Besonderheiten des Terroirs
Die Böden sind von Keuper geprägt (v. a. Gipskeuper und Lettenkeuper) und häufig von Lösslehm überdeckt. Mergelige, tonige Schichten mit teils kalkhaltigen Anteilen sorgen für gute Wasserspeicherung und Nährstoffversorgung; Löss und Sandsteinanteile fördern die Durchwurzelbarkeit und Wärmeaufnahme. Die Kombination begünstigt gleichmäßige Reifeverläufe und reduziert Trockenstress in durchschnittlichen Jahren.
Klimatische Bedingungen
Das Zabergäu zählt zu den wärmeren Teilräumen Württembergs. Der Heuchelberg bietet Windschutz, die Süd- und Südwestlagen erhöhen die Sonnensumme. Niederschläge liegen meist im moderaten Bereich; die Hanglage verbessert Kaltluftabfluss und mindert Spätfrostrisiken. Die Vegetationsperiode ist lang genug für eine sichere Ausreife auch spätreifender roter Sorten.

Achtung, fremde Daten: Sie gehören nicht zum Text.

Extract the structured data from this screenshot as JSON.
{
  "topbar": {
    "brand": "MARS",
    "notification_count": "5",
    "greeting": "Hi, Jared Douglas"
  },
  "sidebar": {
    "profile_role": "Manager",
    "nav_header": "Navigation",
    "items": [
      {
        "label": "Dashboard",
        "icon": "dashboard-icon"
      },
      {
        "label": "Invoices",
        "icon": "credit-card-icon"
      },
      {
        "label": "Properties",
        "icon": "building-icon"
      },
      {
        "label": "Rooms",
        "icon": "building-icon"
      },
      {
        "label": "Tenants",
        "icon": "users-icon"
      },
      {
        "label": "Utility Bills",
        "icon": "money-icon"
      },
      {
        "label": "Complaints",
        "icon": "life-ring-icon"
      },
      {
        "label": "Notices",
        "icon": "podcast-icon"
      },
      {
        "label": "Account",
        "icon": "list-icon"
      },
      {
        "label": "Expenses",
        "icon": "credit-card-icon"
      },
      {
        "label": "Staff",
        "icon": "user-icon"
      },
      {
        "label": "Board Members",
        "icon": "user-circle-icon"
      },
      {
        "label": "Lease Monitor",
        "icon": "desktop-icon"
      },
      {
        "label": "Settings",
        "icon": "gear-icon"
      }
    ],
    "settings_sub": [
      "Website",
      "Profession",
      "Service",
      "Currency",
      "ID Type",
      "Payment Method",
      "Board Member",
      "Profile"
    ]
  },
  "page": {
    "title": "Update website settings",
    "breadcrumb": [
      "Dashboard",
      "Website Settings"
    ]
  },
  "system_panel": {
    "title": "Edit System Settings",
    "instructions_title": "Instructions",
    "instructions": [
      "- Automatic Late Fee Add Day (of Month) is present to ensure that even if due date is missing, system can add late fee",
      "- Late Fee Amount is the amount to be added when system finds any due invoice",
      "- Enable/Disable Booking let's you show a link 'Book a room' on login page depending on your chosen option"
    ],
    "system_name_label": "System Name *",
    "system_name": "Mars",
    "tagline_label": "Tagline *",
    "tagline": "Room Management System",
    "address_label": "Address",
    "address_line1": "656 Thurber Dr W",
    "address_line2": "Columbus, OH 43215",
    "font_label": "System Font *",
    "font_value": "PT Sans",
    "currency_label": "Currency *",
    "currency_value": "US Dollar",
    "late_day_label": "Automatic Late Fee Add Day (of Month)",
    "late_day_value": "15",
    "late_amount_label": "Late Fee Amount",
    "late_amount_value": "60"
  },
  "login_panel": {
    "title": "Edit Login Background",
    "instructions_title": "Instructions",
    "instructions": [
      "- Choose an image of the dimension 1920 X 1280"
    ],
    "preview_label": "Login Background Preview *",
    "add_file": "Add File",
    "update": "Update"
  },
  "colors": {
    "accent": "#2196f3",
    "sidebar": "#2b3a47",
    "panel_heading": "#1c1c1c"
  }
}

Typische Charakteristik der Weine
Aus keuper- und lössgeprägten Parzellen zeigen Lemberger (Blaufränkisch) in der Regel dunkle Beerenaromen, Würze und eine tragende Tanninstruktur. Trollinger fällt leichter und rotfruchtig aus. Schwarzriesling bringt weiche Tannine und rote Frucht, Spätburgunder rote Beeren und feines Tannin. In kühleren Teilstücken liefert Riesling Kernobst- bis Steinobstnoten mit klarer Säure. Gemeinsam sind meist gute physiologische Reife, moderate Säure und eine vom Keuper geprägte, würzige Note.
Rebsorten
Brackenheim ist stark rotweinorientiert. In der Lage Schloßberg sind – entsprechend der regionalen Struktur – vor allem Lemberger (Blaufränkisch), Trollinger (Schiava), Schwarzriesling (Pinot Meunier) und Spätburgunder vertreten; bei den Weißweinen insbesondere Riesling, teils ergänzt durch Sorten wie Weißburgunder oder Silvaner.